Publicado em 12/11/2018 às 08h48

Análise chama a atenção para os compromissos do país na Convenção sobre Diversidade Biológica (CDB)

Às vésperas da 14a Conferência das Partes da Convenção da Diversidade Biológica, marcada para novembro, no Egito, o WWF- Brasil avalia a situação da conservação da biodiversidade brasileira em relação às metas estabelecidas nacionalmente. O documento organiza o debate e serve como base para o posicionamento do WWF-Brasil nos fóruns internacionais.

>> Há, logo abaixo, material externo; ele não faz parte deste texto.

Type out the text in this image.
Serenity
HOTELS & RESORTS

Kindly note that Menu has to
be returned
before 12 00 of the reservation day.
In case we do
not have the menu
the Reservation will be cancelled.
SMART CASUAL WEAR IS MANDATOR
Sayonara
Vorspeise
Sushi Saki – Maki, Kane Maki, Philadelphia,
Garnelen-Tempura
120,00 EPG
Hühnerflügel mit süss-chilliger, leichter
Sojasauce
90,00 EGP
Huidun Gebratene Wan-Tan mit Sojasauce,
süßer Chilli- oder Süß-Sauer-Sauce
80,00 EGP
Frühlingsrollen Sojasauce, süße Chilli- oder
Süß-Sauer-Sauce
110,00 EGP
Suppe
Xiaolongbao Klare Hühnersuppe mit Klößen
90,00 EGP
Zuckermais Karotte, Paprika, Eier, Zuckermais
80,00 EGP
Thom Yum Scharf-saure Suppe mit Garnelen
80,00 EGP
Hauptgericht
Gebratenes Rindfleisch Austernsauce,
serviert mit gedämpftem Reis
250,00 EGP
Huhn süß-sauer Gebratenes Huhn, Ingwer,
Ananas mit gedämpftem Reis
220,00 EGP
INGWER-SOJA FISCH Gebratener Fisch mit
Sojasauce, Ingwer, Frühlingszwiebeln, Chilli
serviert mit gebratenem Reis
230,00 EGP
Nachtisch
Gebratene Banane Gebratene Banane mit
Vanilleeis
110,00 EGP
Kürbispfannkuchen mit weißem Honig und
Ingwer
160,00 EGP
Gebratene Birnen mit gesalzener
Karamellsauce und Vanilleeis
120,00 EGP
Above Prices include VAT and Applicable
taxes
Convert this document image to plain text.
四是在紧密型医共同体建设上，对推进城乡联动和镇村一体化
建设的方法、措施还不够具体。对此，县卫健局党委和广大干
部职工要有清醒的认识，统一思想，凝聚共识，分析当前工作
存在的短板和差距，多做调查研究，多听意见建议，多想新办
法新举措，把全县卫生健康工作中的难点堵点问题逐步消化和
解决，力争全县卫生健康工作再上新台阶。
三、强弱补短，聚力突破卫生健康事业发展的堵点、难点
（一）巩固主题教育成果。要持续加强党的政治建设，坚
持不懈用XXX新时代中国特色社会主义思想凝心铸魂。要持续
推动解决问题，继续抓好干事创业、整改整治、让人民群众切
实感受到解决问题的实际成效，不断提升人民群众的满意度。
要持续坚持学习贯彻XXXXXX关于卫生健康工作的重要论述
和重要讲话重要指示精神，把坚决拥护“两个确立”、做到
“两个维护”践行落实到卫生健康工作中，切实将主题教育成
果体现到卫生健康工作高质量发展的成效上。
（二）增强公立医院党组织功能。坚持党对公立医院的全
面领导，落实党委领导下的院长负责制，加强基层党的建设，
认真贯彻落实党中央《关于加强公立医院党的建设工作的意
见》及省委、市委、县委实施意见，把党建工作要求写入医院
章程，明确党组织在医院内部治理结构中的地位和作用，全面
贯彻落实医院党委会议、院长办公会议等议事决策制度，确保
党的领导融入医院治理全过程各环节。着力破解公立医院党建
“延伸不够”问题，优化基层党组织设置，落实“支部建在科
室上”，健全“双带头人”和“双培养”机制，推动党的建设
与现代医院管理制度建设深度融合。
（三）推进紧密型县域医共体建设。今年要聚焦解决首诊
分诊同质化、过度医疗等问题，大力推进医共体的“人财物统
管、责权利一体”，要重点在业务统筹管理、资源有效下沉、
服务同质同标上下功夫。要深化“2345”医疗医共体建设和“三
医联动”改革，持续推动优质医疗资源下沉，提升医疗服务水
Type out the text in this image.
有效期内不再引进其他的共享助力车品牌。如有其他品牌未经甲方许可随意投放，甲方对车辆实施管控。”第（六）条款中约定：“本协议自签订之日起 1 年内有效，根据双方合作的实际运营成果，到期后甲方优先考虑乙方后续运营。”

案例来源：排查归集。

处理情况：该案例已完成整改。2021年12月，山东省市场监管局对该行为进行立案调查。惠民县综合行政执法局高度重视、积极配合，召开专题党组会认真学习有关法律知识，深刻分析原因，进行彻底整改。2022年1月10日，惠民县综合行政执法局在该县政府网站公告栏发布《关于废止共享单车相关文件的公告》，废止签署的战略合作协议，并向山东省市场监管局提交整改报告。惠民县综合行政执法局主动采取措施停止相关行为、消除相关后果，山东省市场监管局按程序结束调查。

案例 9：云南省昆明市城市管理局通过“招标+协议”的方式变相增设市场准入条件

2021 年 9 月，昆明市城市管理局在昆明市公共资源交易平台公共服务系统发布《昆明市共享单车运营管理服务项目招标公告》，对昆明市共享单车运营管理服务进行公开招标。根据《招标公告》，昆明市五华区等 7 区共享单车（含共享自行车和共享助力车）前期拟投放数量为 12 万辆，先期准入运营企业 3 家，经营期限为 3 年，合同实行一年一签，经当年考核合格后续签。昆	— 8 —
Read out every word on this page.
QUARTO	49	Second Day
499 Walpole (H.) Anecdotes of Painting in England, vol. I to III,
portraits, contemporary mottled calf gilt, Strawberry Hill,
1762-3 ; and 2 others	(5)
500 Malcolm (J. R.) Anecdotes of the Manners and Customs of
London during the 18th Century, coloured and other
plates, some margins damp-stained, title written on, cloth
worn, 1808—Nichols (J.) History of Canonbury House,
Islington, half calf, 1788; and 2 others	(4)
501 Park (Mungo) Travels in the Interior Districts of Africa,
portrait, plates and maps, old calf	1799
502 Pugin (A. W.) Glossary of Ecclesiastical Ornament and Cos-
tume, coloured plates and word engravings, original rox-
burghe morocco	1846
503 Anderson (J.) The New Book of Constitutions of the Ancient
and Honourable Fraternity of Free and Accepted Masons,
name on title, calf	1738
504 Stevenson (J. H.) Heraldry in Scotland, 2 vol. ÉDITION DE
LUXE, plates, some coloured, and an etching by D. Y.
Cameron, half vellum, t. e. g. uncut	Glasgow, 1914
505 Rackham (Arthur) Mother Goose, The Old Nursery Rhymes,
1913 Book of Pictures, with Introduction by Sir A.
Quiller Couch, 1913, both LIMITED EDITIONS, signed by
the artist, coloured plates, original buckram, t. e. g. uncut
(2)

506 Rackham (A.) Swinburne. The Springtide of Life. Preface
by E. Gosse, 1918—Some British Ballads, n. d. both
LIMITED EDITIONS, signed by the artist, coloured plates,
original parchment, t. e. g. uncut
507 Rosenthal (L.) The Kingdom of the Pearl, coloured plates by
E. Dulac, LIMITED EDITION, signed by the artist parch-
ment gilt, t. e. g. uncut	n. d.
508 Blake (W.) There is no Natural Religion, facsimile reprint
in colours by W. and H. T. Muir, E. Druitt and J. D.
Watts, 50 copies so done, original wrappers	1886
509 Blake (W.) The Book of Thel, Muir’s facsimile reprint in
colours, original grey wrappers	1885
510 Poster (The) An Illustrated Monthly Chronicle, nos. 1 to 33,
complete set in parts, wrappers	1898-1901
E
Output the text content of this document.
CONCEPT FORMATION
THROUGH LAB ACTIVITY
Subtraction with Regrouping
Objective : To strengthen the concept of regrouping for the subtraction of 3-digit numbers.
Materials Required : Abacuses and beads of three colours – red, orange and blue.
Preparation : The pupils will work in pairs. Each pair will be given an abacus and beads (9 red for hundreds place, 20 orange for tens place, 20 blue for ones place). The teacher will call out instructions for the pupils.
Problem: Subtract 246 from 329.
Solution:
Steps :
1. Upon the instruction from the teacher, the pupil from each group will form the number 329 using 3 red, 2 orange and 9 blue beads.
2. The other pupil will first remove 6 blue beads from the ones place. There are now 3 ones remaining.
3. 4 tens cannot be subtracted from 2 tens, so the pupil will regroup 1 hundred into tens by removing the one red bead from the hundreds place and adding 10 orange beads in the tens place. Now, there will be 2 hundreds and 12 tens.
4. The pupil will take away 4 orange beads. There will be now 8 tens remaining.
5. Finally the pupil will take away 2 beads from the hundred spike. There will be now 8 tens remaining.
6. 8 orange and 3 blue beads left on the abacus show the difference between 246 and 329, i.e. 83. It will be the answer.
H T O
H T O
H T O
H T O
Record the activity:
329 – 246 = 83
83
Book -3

A Convenção sobre Diversidade Biológica (CDB) foi lançada em 1992, durante a Cúpula das Nações Unidas sobre Meio Ambiente e Desenvolvimento realizada no Rio de Janeiro, a ECO-92. O Brasil ratificou a convenção em 1994 e participa das negociações globais numa posição peculiar. É o país que detém a maior biodiversidade do planeta e, ao mesmo tempo, é um dos maiores produtores e exportadores de alimentos do mundo. Produção essa que depende dos serviços ecossistêmicos – da abundância de água, da qualidade de solo e da disponibilidade de polinizadores – e também representa uma ameaça contra a integridade dos ecossistemas, pela relação com o avanço do desmatamento.

A análise feita pelo WWF-Brasil tem como base as Metas Nacionais de Biodiversidade, que integram a Estratégia e Plano de Ação Nacionais para a Biodiversidade (EPANB, ou National Biodiversity Strategies and Action Plans, NBSAPs, em inglês), publicados em 2017, para mesmo período do plano estratégico global, até 2020.

Onde estamos
O Brasil conseguiu reduzir o desmatamento nos dois maiores biomas, Amazônia e Cerrado, reúne hoje mais de 2,5 milhões de quilômetros quadrados de Unidades de Conservação continentais e marinhas, mas não cumpriu a meta de redução das taxas de conversão de ambientes nativos e ainda enfrenta grandes desafios para garantir efetividade às áreas protegidas, além de lidar com pressões para reduzir seu tamanho e status de proteção.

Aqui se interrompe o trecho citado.